Infosys chief financial officer (CFO) TV Mohanas Pai said on Monday: "Tax on fringe benefits is interesting but remains to be defined. Though the proposal exempts expenses incurred on conveyance and canteen allowances, it is not clear what can be construed as fringe benefits extended to employees collectively.

"We need to get a clarification on this from the Government."

Admitting that the proposal was worrisome to all companies and particularly to IT firms, which spend considerably on employee welfare, Mphasis CFO Ravi Ramu said the proposal needed to be examined in detail.

"It is not clear what are the other fringe benefits given in kind. The proposal needs to be examined in fine print. As an IT firm, we provide transport and canteen facilities to our employees, who work on shifts.

"We have to find out whether perks given to employees are considered as fringe benefits since they are given individually and not collectively," Ramu said.

A top Wipro official also expressed relief that the Budget had maintained the status quo on sections 10A/10B of the IT Act and continued the benefit of tax exemption on software exports.

Under these sections, export turnover excludes forex expenses incurred on technical services provided outside India.

The IT department, however, clubs together all forex expenses, including allowances given to employees at client sites, denying companies exemption on profits from exports.

Terming the Union Budget for the next fiscal (2005-06) as positive and in the right direction, Pai said reduction in corporate tax and personal taxes were long overdue.

"However, the absence of reduction in excise duty in many sectors is disappointing, though changes in social spending is welcome," he said.

"On the IT front, cuts in customs duties on hardware goods were along expected lines and would give a fillip to the sale of computers and electronic goods," Pai added.

Welcoming the five per cent reduction in corporate tax and modifications in personal taxes to boost savings, Ramu said the proposals would benefit companies as well as individuals.

"On the whole, the Budget proposals are encouraging, ensuring stability, continuity and growth.

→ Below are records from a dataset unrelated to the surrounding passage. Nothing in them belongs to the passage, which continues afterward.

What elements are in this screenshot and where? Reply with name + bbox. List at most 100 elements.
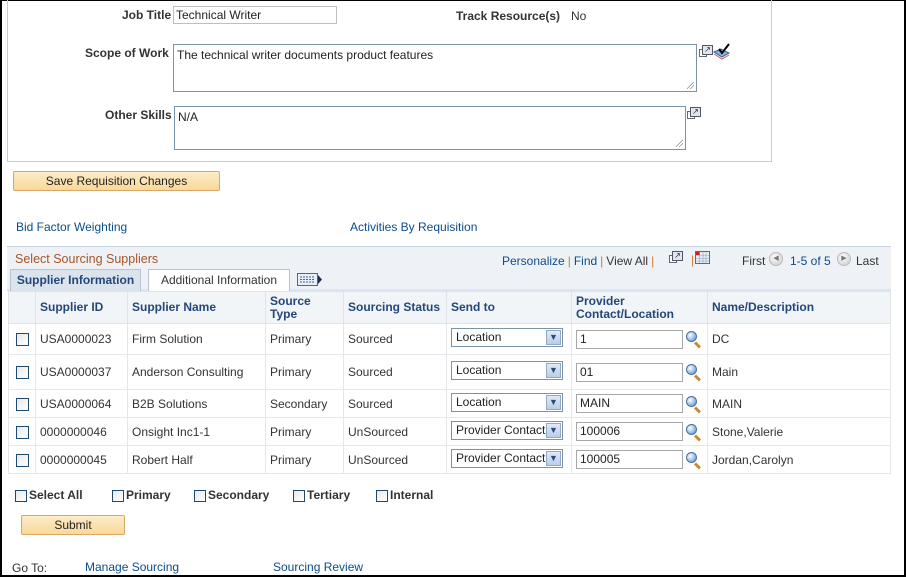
send-to-value: Location <box>456 363 502 377</box>
row-select-cell <box>8 354 36 390</box>
name-description-cell: MAIN <box>707 389 891 418</box>
show-all-columns-icon[interactable] <box>297 273 323 286</box>
checkbox-icon[interactable] <box>293 489 305 502</box>
table-row: 0000000045 Robert Half Primary UnSourced Pro… <box>8 445 891 474</box>
send-to-select[interactable]: Location ▼ <box>451 361 563 380</box>
internal-checkbox[interactable]: Internal <box>376 488 433 502</box>
find-link[interactable]: Find <box>574 254 597 268</box>
bid-factor-weighting-link[interactable]: Bid Factor Weighting <box>16 220 127 234</box>
checkbox-icon[interactable] <box>112 489 124 502</box>
expand-text-icon[interactable]: ↗ <box>687 107 701 120</box>
source-type-cell: Primary <box>265 323 344 355</box>
row-checkbox[interactable] <box>15 425 29 439</box>
chevron-down-icon[interactable]: ▼ <box>546 422 561 438</box>
download-spreadsheet-icon[interactable] <box>695 251 710 264</box>
personalize-link[interactable]: Personalize <box>502 254 565 268</box>
column-header-send-to[interactable]: Send to <box>446 291 572 324</box>
checkbox-icon[interactable] <box>15 489 27 502</box>
secondary-checkbox[interactable]: Secondary <box>194 488 269 502</box>
save-requisition-changes-button[interactable]: Save Requisition Changes <box>13 171 220 191</box>
tab-additional-information[interactable]: Additional Information <box>148 269 290 291</box>
separator: | <box>600 254 604 268</box>
spell-check-icon[interactable] <box>713 43 731 60</box>
source-type-cell: Primary <box>265 445 344 474</box>
view-all-link[interactable]: View All <box>606 254 648 268</box>
chevron-down-icon[interactable]: ▼ <box>546 394 561 410</box>
job-title-field[interactable]: Technical Writer <box>173 6 337 24</box>
primary-checkbox[interactable]: Primary <box>112 488 171 502</box>
sourcing-status-cell: Sourced <box>343 389 447 418</box>
separator: | <box>691 253 695 267</box>
activities-by-requisition-link[interactable]: Activities By Requisition <box>350 220 477 234</box>
next-arrow-icon[interactable]: ▶ <box>837 252 851 266</box>
other-skills-text: N/A <box>178 110 199 124</box>
checkbox-icon[interactable] <box>376 489 388 502</box>
manage-sourcing-link[interactable]: Manage Sourcing <box>85 560 179 574</box>
resize-handle-icon[interactable] <box>676 140 683 147</box>
row-select-cell <box>8 417 36 446</box>
send-to-select[interactable]: Location ▼ <box>451 392 563 412</box>
send-to-select[interactable]: Provider Contact ▼ <box>451 420 563 440</box>
column-header-provider-contact[interactable]: Provider Contact/Location <box>571 291 708 324</box>
tertiary-label: Tertiary <box>307 488 351 502</box>
resize-handle-icon[interactable] <box>687 82 694 89</box>
expand-text-icon[interactable]: ↗ <box>699 45 713 58</box>
lookup-search-icon[interactable] <box>686 395 702 414</box>
lookup-search-icon[interactable] <box>686 331 702 349</box>
last-label: Last <box>856 254 879 268</box>
provider-contact-input[interactable]: MAIN <box>576 394 683 413</box>
send-to-select[interactable]: Provider Contact ▼ <box>451 448 563 468</box>
provider-contact-cell: MAIN <box>571 389 708 418</box>
submit-button[interactable]: Submit <box>21 515 125 535</box>
row-checkbox[interactable] <box>15 333 29 347</box>
column-header-sourcing-status[interactable]: Sourcing Status <box>343 291 447 324</box>
row-select-cell <box>8 323 36 355</box>
tertiary-checkbox[interactable]: Tertiary <box>293 488 350 502</box>
supplier-name-cell: Anderson Consulting <box>127 354 266 390</box>
row-checkbox[interactable] <box>15 366 29 380</box>
column-header-supplier-id[interactable]: Supplier ID <box>35 291 128 324</box>
first-label: First <box>742 254 766 268</box>
column-header-supplier-name[interactable]: Supplier Name <box>127 291 266 324</box>
lookup-search-icon[interactable] <box>686 364 702 382</box>
zoom-grid-icon[interactable]: ↗ <box>669 251 683 264</box>
chevron-down-icon[interactable]: ▼ <box>546 330 561 345</box>
scope-of-work-label: Scope of Work <box>85 46 169 60</box>
row-range-text: 1-5 of 5 <box>790 254 831 268</box>
supplier-id-cell: 0000000046 <box>35 417 128 446</box>
provider-contact-input[interactable]: 100005 <box>576 450 683 469</box>
lookup-search-icon[interactable] <box>686 451 702 470</box>
supplier-name-cell: Robert Half <box>127 445 266 474</box>
send-to-cell: Location ▼ <box>446 389 572 418</box>
primary-label: Primary <box>126 488 171 502</box>
send-to-select[interactable]: Location ▼ <box>451 328 563 347</box>
table-row: USA0000023 Firm Solution Primary Sourced Loc… <box>8 323 891 355</box>
provider-contact-input[interactable]: 100006 <box>576 422 683 441</box>
supplier-id-cell: 0000000045 <box>35 445 128 474</box>
row-checkbox[interactable] <box>15 453 29 467</box>
sourcing-review-link[interactable]: Sourcing Review <box>273 560 363 574</box>
supplier-id-cell: USA0000023 <box>35 323 128 355</box>
source-type-cell: Primary <box>265 417 344 446</box>
source-type-cell: Primary <box>265 354 344 390</box>
sourcing-status-cell: Sourced <box>343 323 447 355</box>
job-title-label: Job Title <box>122 8 172 22</box>
supplier-name-cell: B2B Solutions <box>127 389 266 418</box>
chevron-down-icon[interactable]: ▼ <box>546 363 561 378</box>
chevron-down-icon[interactable]: ▼ <box>546 450 561 466</box>
checkbox-icon[interactable] <box>194 489 206 502</box>
column-header-name-description[interactable]: Name/Description <box>707 291 891 324</box>
previous-arrow-icon[interactable]: ◀ <box>769 252 783 266</box>
provider-contact-input[interactable]: 1 <box>576 329 683 349</box>
provider-contact-input[interactable]: 01 <box>576 362 683 382</box>
row-checkbox[interactable] <box>15 397 29 411</box>
send-to-cell: Provider Contact ▼ <box>446 417 572 446</box>
tab-supplier-information[interactable]: Supplier Information <box>10 269 141 291</box>
scope-of-work-text: The technical writer documents product f… <box>177 48 434 62</box>
lookup-search-icon[interactable] <box>686 423 702 442</box>
name-description-cell: Stone,Valerie <box>707 417 891 446</box>
column-header-source-type[interactable]: Source Type <box>265 291 344 324</box>
other-skills-textarea[interactable]: N/A <box>174 106 686 150</box>
select-all-checkbox[interactable]: Select All <box>15 488 83 502</box>
scope-of-work-textarea[interactable]: The technical writer documents product f… <box>173 44 697 92</box>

But there is no mention on allowing FDI (foreign direct investment) in infrastructure, though it was anticipated keeping in view the winds of change," he said.

The IT industry, however, welcomed the finance minister's proposal to set up special purpose vehicles (SPVs) with a corpus of Rs 100 billion, which will enable banks and financial institutions to lend funds to infrastructure projects in mega cities like Bangalore.

"Apart from the Bangalore international airport project, several infrastructure projects such as roads, drinking water supply, power, housing and urban development will benefit from the SPVs," Ramu said.

Similarly, funds for the proposed Bangalore metro project from the corpus of Rs 50 billion will ease the transport and traffic problems in the IT capital of India, he added.